Multi-byte strings

To support strings with special characters, the OS uses a custom encoding in which some characters take not one byte, but two. Here’s an example of such a string:

 const char* string = "S\xE6\x16me \xE6\x02c\xE6\x08\xE6\x0Bnts"

When printed to screen with a function prepared for dealing with multi-byte strings, the previous string would be shown like this:

1

You can see that certain characters are encoded as they would be on any other platform that supports ASCII. But the character set used by the OS is non-standard: certain characters do not correspond to their common ASCII meaning, and characters above 0x7F do not correspond to any known character encodings at all.
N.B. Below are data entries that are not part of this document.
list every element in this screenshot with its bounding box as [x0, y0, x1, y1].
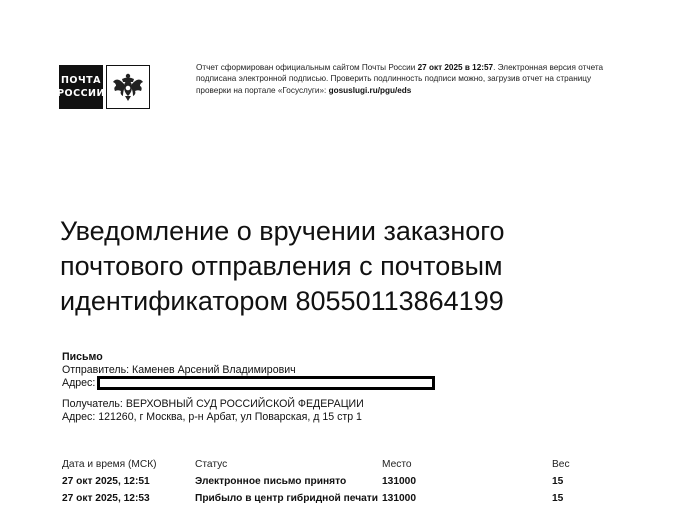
row-datetime: 27 окт 2025, 12:53 — [62, 493, 195, 504]
double-headed-eagle-icon — [106, 65, 150, 109]
logo-line-2: РОССИИ — [57, 87, 105, 100]
redacted-sender-address — [97, 376, 435, 390]
row-weight: 15 — [552, 476, 592, 487]
column-header-datetime: Дата и время (МСК) — [62, 459, 195, 470]
shipment-kind: Письмо — [62, 351, 435, 364]
row-place: 131000 — [382, 476, 552, 487]
recipient-label: Получатель: — [62, 398, 123, 410]
row-status: Электронное письмо принято — [195, 476, 382, 487]
sender-line: Отправитель: Каменев Арсений Владимирови… — [62, 364, 435, 377]
tracking-history-table: Дата и время (МСК) Статус Место Вес 27 о… — [62, 456, 592, 507]
logo-wordmark: ПОЧТА РОССИИ — [59, 65, 103, 109]
table-header: Дата и время (МСК) Статус Место Вес — [62, 456, 592, 473]
row-status: Прибыло в центр гибридной печати — [195, 493, 382, 504]
table-row: 27 окт 2025, 12:53 Прибыло в центр гибри… — [62, 490, 592, 507]
column-header-weight: Вес — [552, 459, 592, 470]
sender-address-line: Адрес: — [62, 376, 435, 390]
recipient-line: Получатель: ВЕРХОВНЫЙ СУД РОССИЙСКОЙ ФЕД… — [62, 398, 435, 411]
column-header-status: Статус — [195, 459, 382, 470]
table-row: 27 окт 2025, 12:51 Электронное письмо пр… — [62, 473, 592, 490]
recipient-address-label: Адрес: — [62, 411, 95, 423]
row-place: 131000 — [382, 493, 552, 504]
logo-line-1: ПОЧТА — [61, 74, 101, 87]
column-header-place: Место — [382, 459, 552, 470]
sender-address-label: Адрес: — [62, 377, 95, 390]
report-datetime: 27 окт 2025 в 12:57 — [418, 63, 494, 72]
sender-label: Отправитель: — [62, 364, 129, 376]
row-datetime: 27 окт 2025, 12:51 — [62, 476, 195, 487]
note-text-1: Отчет сформирован официальным сайтом Поч… — [196, 63, 418, 72]
verification-link[interactable]: gosuslugi.ru/pgu/eds — [329, 86, 412, 95]
shipment-info: Письмо Отправитель: Каменев Арсений Влад… — [62, 351, 435, 423]
sender-name: Каменев Арсений Владимирович — [132, 364, 296, 376]
russian-post-logo: ПОЧТА РОССИИ — [59, 65, 150, 109]
recipient-address: 121260, г Москва, р-н Арбат, ул Поварска… — [98, 411, 362, 423]
report-signature-note: Отчет сформирован официальным сайтом Поч… — [196, 62, 616, 96]
row-weight: 15 — [552, 493, 592, 504]
page-title: Уведомление о вручении заказного почтово… — [60, 214, 620, 319]
recipient-address-line: Адрес: 121260, г Москва, р-н Арбат, ул П… — [62, 411, 435, 424]
recipient-name: ВЕРХОВНЫЙ СУД РОССИЙСКОЙ ФЕДЕРАЦИИ — [126, 398, 364, 410]
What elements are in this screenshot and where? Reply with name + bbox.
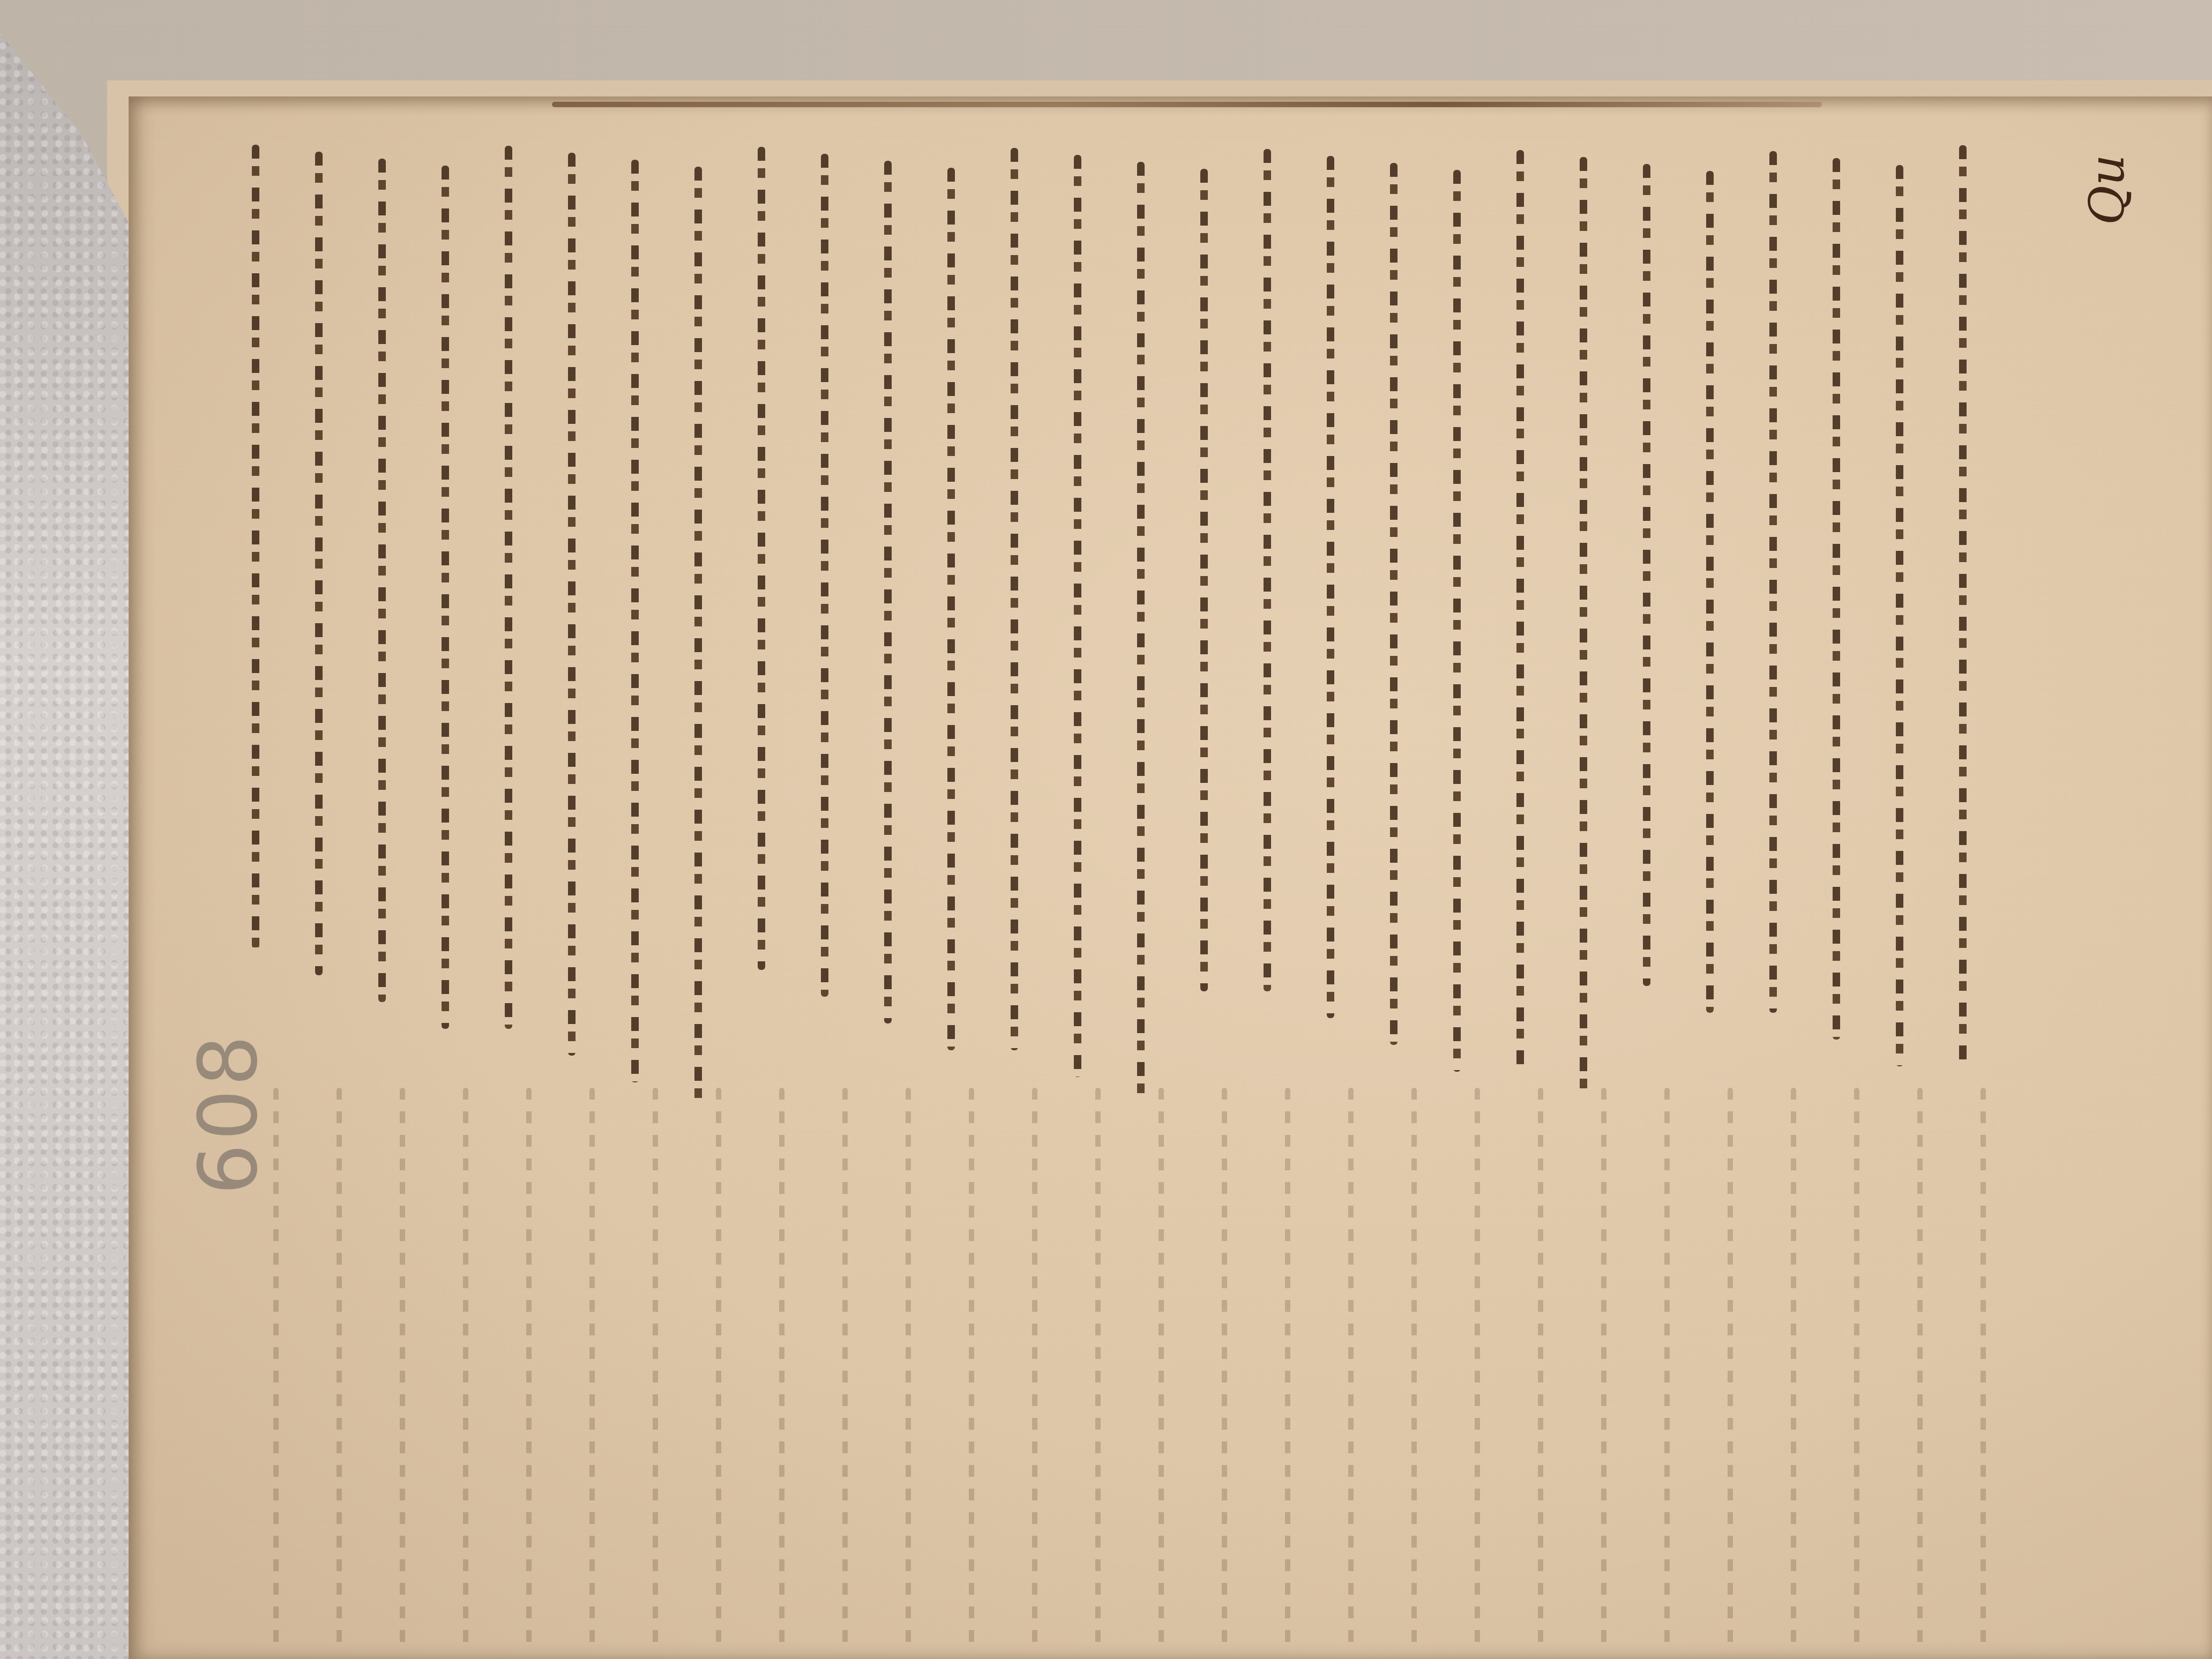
handwriting-line (378, 159, 386, 1002)
handwriting-line (1011, 148, 1018, 1050)
handwriting-line (1580, 157, 1587, 1098)
show-through-line (969, 1088, 974, 1650)
show-through-line (526, 1088, 532, 1650)
show-through-line (1475, 1088, 1480, 1650)
handwriting-line (947, 168, 955, 1050)
show-through-line (906, 1088, 911, 1650)
show-through-line (1664, 1088, 1670, 1650)
handwriting-line (1706, 171, 1714, 1013)
show-through-line (400, 1088, 405, 1650)
show-through-line (1411, 1088, 1417, 1650)
show-through-line (1854, 1088, 1859, 1650)
show-through-line (716, 1088, 721, 1650)
handwriting-line (1959, 145, 1967, 1066)
handwriting-line (1264, 149, 1271, 991)
handwriting-line (315, 152, 323, 975)
handwriting-line (1327, 156, 1334, 1018)
handwriting-line (694, 167, 702, 1109)
handwriting-columns (252, 123, 2074, 1077)
handwriting-line (568, 153, 576, 1056)
show-through-line (1095, 1088, 1101, 1650)
show-through-line (273, 1088, 279, 1650)
fabric-cushion (0, 0, 134, 1659)
handwriting-line (1390, 163, 1398, 1045)
handwriting-line (1643, 164, 1650, 986)
catchword: Qu (2079, 154, 2135, 225)
show-through-line (1222, 1088, 1227, 1650)
show-through-line (337, 1088, 342, 1650)
handwriting-line (631, 160, 639, 1082)
handwriting-line (1074, 155, 1081, 1077)
handwriting-line (884, 161, 892, 1023)
handwriting-line (1896, 165, 1903, 1066)
handwriting-line (1453, 170, 1461, 1072)
show-through-line (1538, 1088, 1543, 1650)
handwriting-line (252, 145, 259, 948)
show-through-line (1728, 1088, 1733, 1650)
page-fold-crease (552, 102, 1822, 107)
handwriting-line (1833, 158, 1840, 1040)
handwriting-line (758, 147, 765, 970)
show-through-line (589, 1088, 595, 1650)
show-through-line (1917, 1088, 1923, 1650)
show-through-line (842, 1088, 848, 1650)
handwriting-line (1769, 151, 1777, 1013)
handwriting-line (1137, 162, 1145, 1104)
handwriting-line (1200, 169, 1208, 991)
show-through-line (653, 1088, 658, 1650)
show-through-line (1348, 1088, 1354, 1650)
show-through-line (1791, 1088, 1796, 1650)
show-through-line (1032, 1088, 1037, 1650)
photo-background: 608 Qu (0, 0, 2212, 1659)
handwriting-line (442, 166, 449, 1029)
handwriting-line (1516, 150, 1524, 1072)
handwriting-line (821, 154, 828, 997)
show-through-line (1601, 1088, 1606, 1650)
show-through-line (779, 1088, 784, 1650)
show-through-line (1285, 1088, 1290, 1650)
show-through-line (1159, 1088, 1164, 1650)
handwriting-line (505, 146, 512, 1029)
show-through-line (1981, 1088, 1986, 1650)
show-through-line (463, 1088, 468, 1650)
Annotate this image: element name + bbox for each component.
For example, if a string contains a line feed character (code 10, usually referred in C with the code “\n”), none of the known text printing syscalls actually interpret it as such, and instead display a graphical representation of the code:

2

There are various syscalls related to handling multi-byte strings, including detection of the “leading” byte and of the second byte, and even special versions of strcpy, strcmp and strcat (which aren’t really necessary, as the usual implementations of these functions appear to work just fine with multi-byte strings). So far, the only documented one is MB_ElementCount, which allows for getting the number of characters, as printed, on a string.

Characters supported #

Most latin accents are defined as multi-byte characters. The whole Greek alphabet also appears to be supported as multi-byte characters, and same for the Russian Cyrillic alphabet.

CJK Text #

Text in Chinese and related languages is supported using the Chinese standard GB 18030 encoding. When using PrintXY the first two bytes of the provided string are passed to ProcessPrintChars to set the requested encoding, and reset to the default afterwards. For other display syscalls like PrintCXY, the character set must be set manually using either ProcessPrintChars or EnableGB18030 (or DisableGB18030 to switch back to the default latin character set).

The CJK font is wider than the default, reducing the homescreen text width from 21 to 16 characters. See Fonts for more information.

Font support #

Not all fonts included in the OS support all the characters - in fact, some don’t even support many ASCII codes otherwise supported by other OS fonts. See Fonts for more information.